Drei Kommissare hat sie in den vergangenen vier Monaten verloren und das, obwohl die Kommission noch bis Ende Oktober 2024 im Amt ist: Innovations- und Forschungskommissarin Mariya Gabriel ist seit Juni Außenministerin der neuen bulgarischen Regierung und Klimaschutzkommissar und Vizepräsident Frans Timmermans will bei den Wahlen im November neuer Ministerpräsident der Niederlande werden. Nun zieht sich auch Wettbewerbskommissarin Margrethe Vestager aus der Kommission zurück, um für die Präsidentschaft der Europäischen Investitionsbank (EIB) zu kandidieren. "Vestager sucht eine neue Herausforderung", sagt Teona Lavrelashvili vom European Policy Centre. Der Job als EU-Kommissar sei nicht unattraktiv, aber "alle drei Kommissare haben politische Ambitionen".
Dass sich EU-Kommissare vor einer Europawahl nach neuen Posten umsehen, ist nicht ungewöhnlich. Dass es diesmal so früh passiert, aber schon. Kritiker meinen, das habe auch mit von der Leyens Führungsstil zu tun. Zwar hat sie die EU durch die Corona-Pandemie geführt und wichtige Entscheidungen getroffen, um die Ukraine bei der Verteidigung gegen Russland zu unterstützen. Doch warum gelingt es ihr nicht, ihr Team zusammenzuhalten?

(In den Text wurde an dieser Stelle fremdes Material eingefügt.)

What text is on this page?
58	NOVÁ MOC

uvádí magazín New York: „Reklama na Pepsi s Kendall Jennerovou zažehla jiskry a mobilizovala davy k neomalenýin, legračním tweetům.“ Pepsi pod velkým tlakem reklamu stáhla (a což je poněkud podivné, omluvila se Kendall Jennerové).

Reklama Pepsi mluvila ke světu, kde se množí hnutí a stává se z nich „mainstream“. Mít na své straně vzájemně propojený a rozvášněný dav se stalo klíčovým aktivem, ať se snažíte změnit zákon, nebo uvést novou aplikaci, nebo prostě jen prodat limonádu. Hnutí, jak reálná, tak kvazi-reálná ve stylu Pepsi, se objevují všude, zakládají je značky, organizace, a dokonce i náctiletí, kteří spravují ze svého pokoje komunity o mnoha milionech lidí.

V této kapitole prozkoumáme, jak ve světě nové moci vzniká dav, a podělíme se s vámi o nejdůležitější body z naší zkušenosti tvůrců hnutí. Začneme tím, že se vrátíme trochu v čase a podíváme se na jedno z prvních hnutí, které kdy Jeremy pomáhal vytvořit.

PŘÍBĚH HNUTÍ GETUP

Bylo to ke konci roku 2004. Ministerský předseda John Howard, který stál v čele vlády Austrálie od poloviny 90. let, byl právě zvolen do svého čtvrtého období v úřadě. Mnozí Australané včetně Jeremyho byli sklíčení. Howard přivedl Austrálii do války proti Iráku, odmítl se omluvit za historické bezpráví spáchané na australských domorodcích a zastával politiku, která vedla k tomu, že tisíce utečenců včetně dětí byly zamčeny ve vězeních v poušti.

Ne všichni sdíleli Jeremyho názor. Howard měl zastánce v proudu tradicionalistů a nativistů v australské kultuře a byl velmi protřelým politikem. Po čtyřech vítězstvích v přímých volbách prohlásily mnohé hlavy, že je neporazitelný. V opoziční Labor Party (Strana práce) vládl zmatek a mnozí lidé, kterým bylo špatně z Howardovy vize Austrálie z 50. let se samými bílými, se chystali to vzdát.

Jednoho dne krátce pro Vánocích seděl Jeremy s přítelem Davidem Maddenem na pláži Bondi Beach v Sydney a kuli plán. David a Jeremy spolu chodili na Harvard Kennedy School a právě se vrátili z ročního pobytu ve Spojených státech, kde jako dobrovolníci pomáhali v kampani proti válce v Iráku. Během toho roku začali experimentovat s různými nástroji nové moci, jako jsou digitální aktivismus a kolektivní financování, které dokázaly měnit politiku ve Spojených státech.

Von der Leyen gilt als Einzelkämpferin, die ungern die Zügel aus der Hand gibt. "Ihr Führungsstil ist sehr zentralistisch", beobachtet Lavrelashvili. Anders als ihr Vorgänger Jean-Claude Juncker treffe sie Entscheidungen lieber im kleinen Kreis mit engen Beratern. Manche Kommissare werden dann von den Ergebnissen regelrecht überrascht: "Es stimmt, dass die Kommissare von verschiedenen Themen erst durch die Medien erfahren." Von der Leyens Ansatz könnte einen Einfluss auf den Weggang der Kommissare gehabt haben, doch keinen großen. Marco Schwarz von der Friedrich-Eber-Stiftung in Brüssel sagt: "Ich sehe in den Abgängen kein Misstrauensvotum gegen von der Leyen, sondern hier nutzen Spitzenpolitiker eher eine Chance auf nationaler und internationaler Ebene."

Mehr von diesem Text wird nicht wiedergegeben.